Increased NLRP3-dependent interleukin 1β secretion in patients with familial Mediterranean fever: correlation with MEFV genotype
- Alessia Omenetti1,
- Sonia Carta2,
- Laura Delfino2,
- Alberto Martini1,
- Marco Gattorno3,
- Anna Rubartelli2
- 1Pediatrics II Unit, G Gaslini IRCCS and University of Genoa, Genoa, Italy
- 2Cell Biology Unit, IRCCS AOU San Martino–IST Istituto Nazionale per la Ricerca sul Cancro, Genoa, Italy
- 3Pediatrics II Unit, G Gaslini IRCCS, Genoa, Italy
- Correspondence to Dr Anna Rubartelli, Cell Biology Unit, IRCCS Azienda Ospedaliera Universitaria San Martino–IST Istituto Nazionale per la Ricerca sul Cancro, Genoa 16132, Italy;
- Accepted 24 February 2013
- Published Online First 16 March 2013
Objectives To define in patients affected by familial Mediterranean fever (FMF) whether or not interleukin (IL)-1β secretion (1) is enhanced, (2) correlates with the type of MEFV mutation and (3) is mediated by NLRP3.

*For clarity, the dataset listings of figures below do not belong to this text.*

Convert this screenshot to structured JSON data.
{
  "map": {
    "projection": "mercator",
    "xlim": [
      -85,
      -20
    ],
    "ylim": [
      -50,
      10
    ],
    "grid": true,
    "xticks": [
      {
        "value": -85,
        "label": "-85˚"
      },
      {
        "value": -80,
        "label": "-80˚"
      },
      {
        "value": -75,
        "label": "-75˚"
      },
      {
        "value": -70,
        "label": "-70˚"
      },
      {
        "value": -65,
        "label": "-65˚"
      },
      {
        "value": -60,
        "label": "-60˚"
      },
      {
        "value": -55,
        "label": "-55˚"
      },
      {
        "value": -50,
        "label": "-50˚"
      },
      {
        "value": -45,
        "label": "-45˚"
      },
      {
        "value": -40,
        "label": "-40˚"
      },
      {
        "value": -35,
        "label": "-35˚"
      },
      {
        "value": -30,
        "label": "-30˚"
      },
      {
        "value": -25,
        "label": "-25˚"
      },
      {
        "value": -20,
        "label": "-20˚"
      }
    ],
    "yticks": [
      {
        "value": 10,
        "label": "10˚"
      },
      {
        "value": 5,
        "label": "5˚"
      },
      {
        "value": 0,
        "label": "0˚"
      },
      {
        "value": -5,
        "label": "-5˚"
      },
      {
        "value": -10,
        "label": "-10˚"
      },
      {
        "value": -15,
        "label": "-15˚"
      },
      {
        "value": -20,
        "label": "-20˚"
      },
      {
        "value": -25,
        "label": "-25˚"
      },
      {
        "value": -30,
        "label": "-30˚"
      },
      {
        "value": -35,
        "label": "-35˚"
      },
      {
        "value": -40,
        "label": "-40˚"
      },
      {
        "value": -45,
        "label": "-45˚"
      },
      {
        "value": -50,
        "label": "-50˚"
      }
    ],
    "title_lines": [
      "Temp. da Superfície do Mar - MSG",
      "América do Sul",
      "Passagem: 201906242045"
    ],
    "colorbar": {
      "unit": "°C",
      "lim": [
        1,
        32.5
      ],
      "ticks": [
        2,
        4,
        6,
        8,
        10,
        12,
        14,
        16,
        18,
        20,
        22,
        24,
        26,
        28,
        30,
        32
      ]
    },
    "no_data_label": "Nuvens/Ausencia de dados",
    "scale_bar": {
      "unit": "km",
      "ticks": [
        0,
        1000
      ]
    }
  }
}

Methods Freshly isolated monocytes from 21 patients with FMF (12 homozygous and 9 heterozygous), 14 MEFV healthy carriers and 30 healthy donors (HDs), unstimulated or after lipopolysaccharide (LPS)-induced activation, were analysed for redox state (production of reactive oxygen species (ROS) and antioxidant responses) and IL-1β and IL-1 receptor antagonist (IL-1Ra) secretion. NLRP3 down-modulation was induced by in vitro silencing of the NLRP3 gene.
Results LPS-stimulated monocytes from patients with FMF displayed enhanced IL-1β secretion, which correlated with number and penetrance of MEFV mutations. Silencing of NLRP3 consistently inhibited IL-1β secretion. As in other autoinflammatory diseases, FMF monocytes produced more ROS than genetically negative cells from HDs. Unlike in cryopyrin-associated periodic fever syndromes (CAPS), however, they were characterised by a conserved and sustained antioxidant response. Consistent with this finding, activated MEFV-mutated monocytes did not exhibit the functional indicators of oxidative stress observed in CAPS, including accelerated IL-1β secretion and deficient production of IL-1Ra.
Conclusions MEFV-mutated monocytes display enhanced IL-1β secretion, which correlates with number of high-penetrance mutations and level of endogenous ROS. Unlike NLRP3-mutated cells, monocytes carrying MEFV mutations withstand oxidative stress and preserve IL-1Ra production, thereby limiting inflammation. Finally, in contrast with that found in the animal model, the increased secretion of IL-1β by LPS-stimulated FMF monocytes is NLRP3-dependent.